I work with Gemini in a project that involves large-scale detection of bounding boxes. Given the size of the use case, I need structured output with minimal post-processing, so I rely on Pydantic models as the schema.
What I notice is that Gemini returns valid responses with a level of consistency that is unusual for LLMs. Even with fairly complex, conditional and nested schemas, the output always validates correctly for me. I would normally expect failures in structure or type when providing the schema via the prompt, but those do not seem to occur here.

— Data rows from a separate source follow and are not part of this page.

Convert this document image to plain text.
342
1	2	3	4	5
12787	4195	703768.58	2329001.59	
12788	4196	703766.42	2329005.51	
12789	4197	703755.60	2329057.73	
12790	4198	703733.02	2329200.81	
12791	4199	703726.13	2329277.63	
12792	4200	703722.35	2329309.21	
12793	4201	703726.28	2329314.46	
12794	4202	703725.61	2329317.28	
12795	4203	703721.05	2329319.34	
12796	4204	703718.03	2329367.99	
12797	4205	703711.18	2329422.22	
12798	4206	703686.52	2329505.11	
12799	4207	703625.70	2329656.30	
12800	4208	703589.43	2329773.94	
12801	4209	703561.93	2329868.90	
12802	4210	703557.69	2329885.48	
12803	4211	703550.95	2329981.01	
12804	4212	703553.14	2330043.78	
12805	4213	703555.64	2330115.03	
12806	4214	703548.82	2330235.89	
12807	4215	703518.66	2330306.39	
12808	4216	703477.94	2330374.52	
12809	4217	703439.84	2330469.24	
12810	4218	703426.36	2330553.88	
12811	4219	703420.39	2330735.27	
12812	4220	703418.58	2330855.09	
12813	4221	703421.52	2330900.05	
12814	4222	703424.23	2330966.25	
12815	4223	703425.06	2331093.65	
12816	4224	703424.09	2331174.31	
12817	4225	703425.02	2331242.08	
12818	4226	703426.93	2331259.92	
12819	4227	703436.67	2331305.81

From what I suspect, this reliability is not so much a result of training as it is a property of how tokens are selected during decoding. It looks as though the model is constrained in such a way that schema compliance becomes the default path.
Has anyone looked into this in more detail? I would be interested in pointers to documentation or prior discussion about how Gemini achieves this behaviour, and whether there are known edge cases where it breaks down.
Pydantic is definetely a good choice when structured responses are required. Also, pydantic is compatible with many LLMs which is quite handy if you have to change the model in the future.
Since I write a paper involving Bounding Box detection, I asked myself how Gemini handles the structured output so well. During the PoC i sent way over 1.000 images to Gemini and not a single time the response format was invalid.
From what i found in the internet is that OpenAI solves this by using Context Free Grammar to enforce JSON rules.